Reporters : Le tribunal de Baïnem vient d’acquitter cinq porteurs de drapeau berbère, alors que celui de Sidi M’hamed a condamné, la veille, 27 détenus pour les mêmes chefs d’inculpation. Peut-on parler de paradoxe ?
Mourad Gagaoua : Tout d’abord, je tiens à saluer et féliciter le courage du juge du tribunal de Baïnem qui a acquitté les mis en cause, poursuivis pour un délit fictif pour lequel les lois en vigueur ne prévoient aucune sanction ou peine. C’est une décision et une date historique qui seront retenues dans l’histoire de l’Algérie indépendante et de l’Algérie post 22 février. Le juge de Baïnem entre dans l’histoire par la grande porte. Cela n’empêche pas de relever toutefois une contradiction flagrante qui n’élève pas la justice algérienne. Ces deux verdicts contradictoires des juges des deux juridictions de l’Algérois nous laissent penser que le juge de Sidi M’hamed a la conviction personnelle et politique que l’exhibition de l’emblème amazigh peut porter atteinte à l’unité nationale, tandis que celui de Baïnem nourrit d’autres convictions. Au-delà, le juge qui a acquitté les porteurs du drapeau berbère a appliqué de manière ferme les lois de la République qui n’incriminent pas l’exhibition d’un étendard culturel et identitaire.
Pensez-vous que cet acquittement atténuera les critiques à l’égard de l’appareil judiciaire ?
L’acquittement prononcé aujourd’hui n’absout pas l’appareil judiciaire de ses errements et dérapages, du moment que le parquet de Sidi M’hamed a condamné des détenus pour des faits qui ne constituent pas une violation des lois en vigueur. Bien au contraire, c’est le juge qui a enfreint les lois de la République car aucune clause n’interdit le port d’un drapeau identitaire. Au contraire, la Constitution de mars 2016 stipule la promotion de la langue et de la culture amazighe. Ajoutons à cela, le juge de Sidi M’hamed semble ne pas faire la différence entre le drapeau national, qui réfère à la nation algérienne, à un territoire défini et souverain, avec l’étendard amazigh qui réfère à l’amazighité de l’Algérie, à une identité millénaire dont la défense et la promotion devraient être un objectif commun à tous les Algériens. Ce paradoxe de prononcer des verdicts différents pour des faits similaires et pour les mêmes griefs suscite des interrogations et prouve que l’appareil judiciaire est déstabilisé. Il y a visiblement deux catégories de magistrats. Ce qu’il faut savoir, c’est que les magistrats et avocats sont impuissants pour arracher à eux seuls l’indépendance de l’appareil judiciaire.

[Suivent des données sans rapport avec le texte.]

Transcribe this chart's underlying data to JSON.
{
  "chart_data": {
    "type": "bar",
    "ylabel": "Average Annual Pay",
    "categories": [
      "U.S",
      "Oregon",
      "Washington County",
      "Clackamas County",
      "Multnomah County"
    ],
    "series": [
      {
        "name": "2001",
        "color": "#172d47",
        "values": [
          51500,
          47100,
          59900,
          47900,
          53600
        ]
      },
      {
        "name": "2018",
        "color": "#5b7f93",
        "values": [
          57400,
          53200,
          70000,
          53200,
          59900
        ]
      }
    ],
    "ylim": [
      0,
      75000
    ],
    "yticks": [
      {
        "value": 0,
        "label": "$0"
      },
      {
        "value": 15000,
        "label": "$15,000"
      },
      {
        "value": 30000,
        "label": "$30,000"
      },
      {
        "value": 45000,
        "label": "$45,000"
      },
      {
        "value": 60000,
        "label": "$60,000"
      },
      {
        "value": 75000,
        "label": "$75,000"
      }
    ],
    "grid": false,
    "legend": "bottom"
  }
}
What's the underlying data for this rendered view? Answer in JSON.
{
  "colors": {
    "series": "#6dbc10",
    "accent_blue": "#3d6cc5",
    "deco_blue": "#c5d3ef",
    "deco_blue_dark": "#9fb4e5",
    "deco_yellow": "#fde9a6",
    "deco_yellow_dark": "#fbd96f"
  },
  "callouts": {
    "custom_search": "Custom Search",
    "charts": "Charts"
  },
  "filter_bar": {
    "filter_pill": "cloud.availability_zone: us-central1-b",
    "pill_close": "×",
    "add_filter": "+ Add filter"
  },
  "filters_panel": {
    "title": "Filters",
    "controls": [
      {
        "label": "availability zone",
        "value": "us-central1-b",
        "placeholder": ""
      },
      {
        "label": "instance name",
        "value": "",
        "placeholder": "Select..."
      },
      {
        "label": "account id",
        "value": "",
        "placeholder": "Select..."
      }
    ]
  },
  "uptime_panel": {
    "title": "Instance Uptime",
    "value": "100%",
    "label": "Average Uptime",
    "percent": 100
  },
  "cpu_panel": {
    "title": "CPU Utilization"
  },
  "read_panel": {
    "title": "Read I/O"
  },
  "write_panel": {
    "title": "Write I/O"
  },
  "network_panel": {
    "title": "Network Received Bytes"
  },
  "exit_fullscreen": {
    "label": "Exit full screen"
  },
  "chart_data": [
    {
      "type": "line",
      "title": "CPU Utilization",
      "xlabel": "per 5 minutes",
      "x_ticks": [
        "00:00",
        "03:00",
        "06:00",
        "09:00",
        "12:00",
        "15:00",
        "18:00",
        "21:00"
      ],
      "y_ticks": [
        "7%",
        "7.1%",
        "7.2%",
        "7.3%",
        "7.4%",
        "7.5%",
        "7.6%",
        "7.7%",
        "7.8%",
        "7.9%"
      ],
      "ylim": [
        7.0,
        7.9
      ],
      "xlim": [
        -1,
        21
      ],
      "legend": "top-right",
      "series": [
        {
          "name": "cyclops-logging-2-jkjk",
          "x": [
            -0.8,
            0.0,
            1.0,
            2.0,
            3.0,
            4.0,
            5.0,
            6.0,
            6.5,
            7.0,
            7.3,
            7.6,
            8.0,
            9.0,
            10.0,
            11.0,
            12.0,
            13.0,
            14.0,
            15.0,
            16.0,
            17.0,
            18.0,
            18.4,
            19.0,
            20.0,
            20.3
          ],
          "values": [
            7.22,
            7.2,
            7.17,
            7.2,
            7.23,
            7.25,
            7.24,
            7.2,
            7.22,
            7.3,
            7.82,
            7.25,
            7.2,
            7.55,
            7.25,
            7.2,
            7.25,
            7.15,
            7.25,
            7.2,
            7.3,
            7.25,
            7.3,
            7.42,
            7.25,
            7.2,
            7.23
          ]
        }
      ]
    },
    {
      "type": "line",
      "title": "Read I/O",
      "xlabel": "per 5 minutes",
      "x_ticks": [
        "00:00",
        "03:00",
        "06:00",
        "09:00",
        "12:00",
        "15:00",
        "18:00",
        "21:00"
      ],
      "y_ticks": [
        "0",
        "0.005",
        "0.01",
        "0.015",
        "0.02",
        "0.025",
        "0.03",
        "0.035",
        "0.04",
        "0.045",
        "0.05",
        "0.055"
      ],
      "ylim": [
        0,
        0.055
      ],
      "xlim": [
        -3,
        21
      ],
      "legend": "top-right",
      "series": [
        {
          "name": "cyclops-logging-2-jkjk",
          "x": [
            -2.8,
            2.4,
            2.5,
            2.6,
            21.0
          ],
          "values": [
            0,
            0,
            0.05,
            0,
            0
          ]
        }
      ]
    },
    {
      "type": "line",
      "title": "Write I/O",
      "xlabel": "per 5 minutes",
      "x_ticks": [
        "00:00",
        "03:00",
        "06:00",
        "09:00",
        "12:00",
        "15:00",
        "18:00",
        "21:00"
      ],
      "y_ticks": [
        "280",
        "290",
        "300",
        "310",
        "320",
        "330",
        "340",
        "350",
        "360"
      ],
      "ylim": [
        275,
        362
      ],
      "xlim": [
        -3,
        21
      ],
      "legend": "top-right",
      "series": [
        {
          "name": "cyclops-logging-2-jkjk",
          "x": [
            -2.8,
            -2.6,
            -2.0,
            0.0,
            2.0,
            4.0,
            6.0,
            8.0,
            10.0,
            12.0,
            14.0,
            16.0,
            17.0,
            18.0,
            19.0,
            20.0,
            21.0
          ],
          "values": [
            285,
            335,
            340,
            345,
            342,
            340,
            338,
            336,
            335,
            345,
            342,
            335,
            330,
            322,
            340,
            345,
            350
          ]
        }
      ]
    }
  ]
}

Le procès de 12 détenus et 9 autres placés sous contrôle judiciaire s’ouvrira le 18 du mois en cours. Êtes-vous optimiste au vu de tous ces éléments ?
Le juge près le Parquet de Sidi M’hamed s’est retrouvé devant l’obligation de repousser le procès de 21 personnes des 42 qui devaient passer devant le prétoire le même jour à lundi prochain. Les 21 personnes confronteront le même juge qui a condamné leurs codétenus et compatriotes pour les mêmes faits.
En tant que juriste ne comptez-vous pas saisir le Conseil national des droits de l’Homme (CNDH) dans ces affaires des détenus d’opinions…
On n’a pas encore épuisé toutes les procédures juridiques pour passer à un acte pareil. Mais, je condamne le silence coupable et complice des institutions de l’Etat, notamment celui du Conseil national des droits de l’Homme qui est resté de marbre devant des dépassements graves, tels les arrestations arbitraires et la fermeture de la capitale aux autres Algériens. On n’a entendu aucune réaction, aucune interpellation ou écrit condamnant ces dérives. Il faut savoir que les détenus sont prêts à sacrifier leur liberté pour l’Algérie qui est au-dessus de tout. Si leur maintien en prison doit régler la crise, ils sont prêts à y rester. C’est le cas de Hakim Addad qui, en apprenant la condamnation des porteurs de drapeau berbère, a appelé au maintien de la mobilisation en insistant sur la primauté du Hirak sur la liberté des personnes.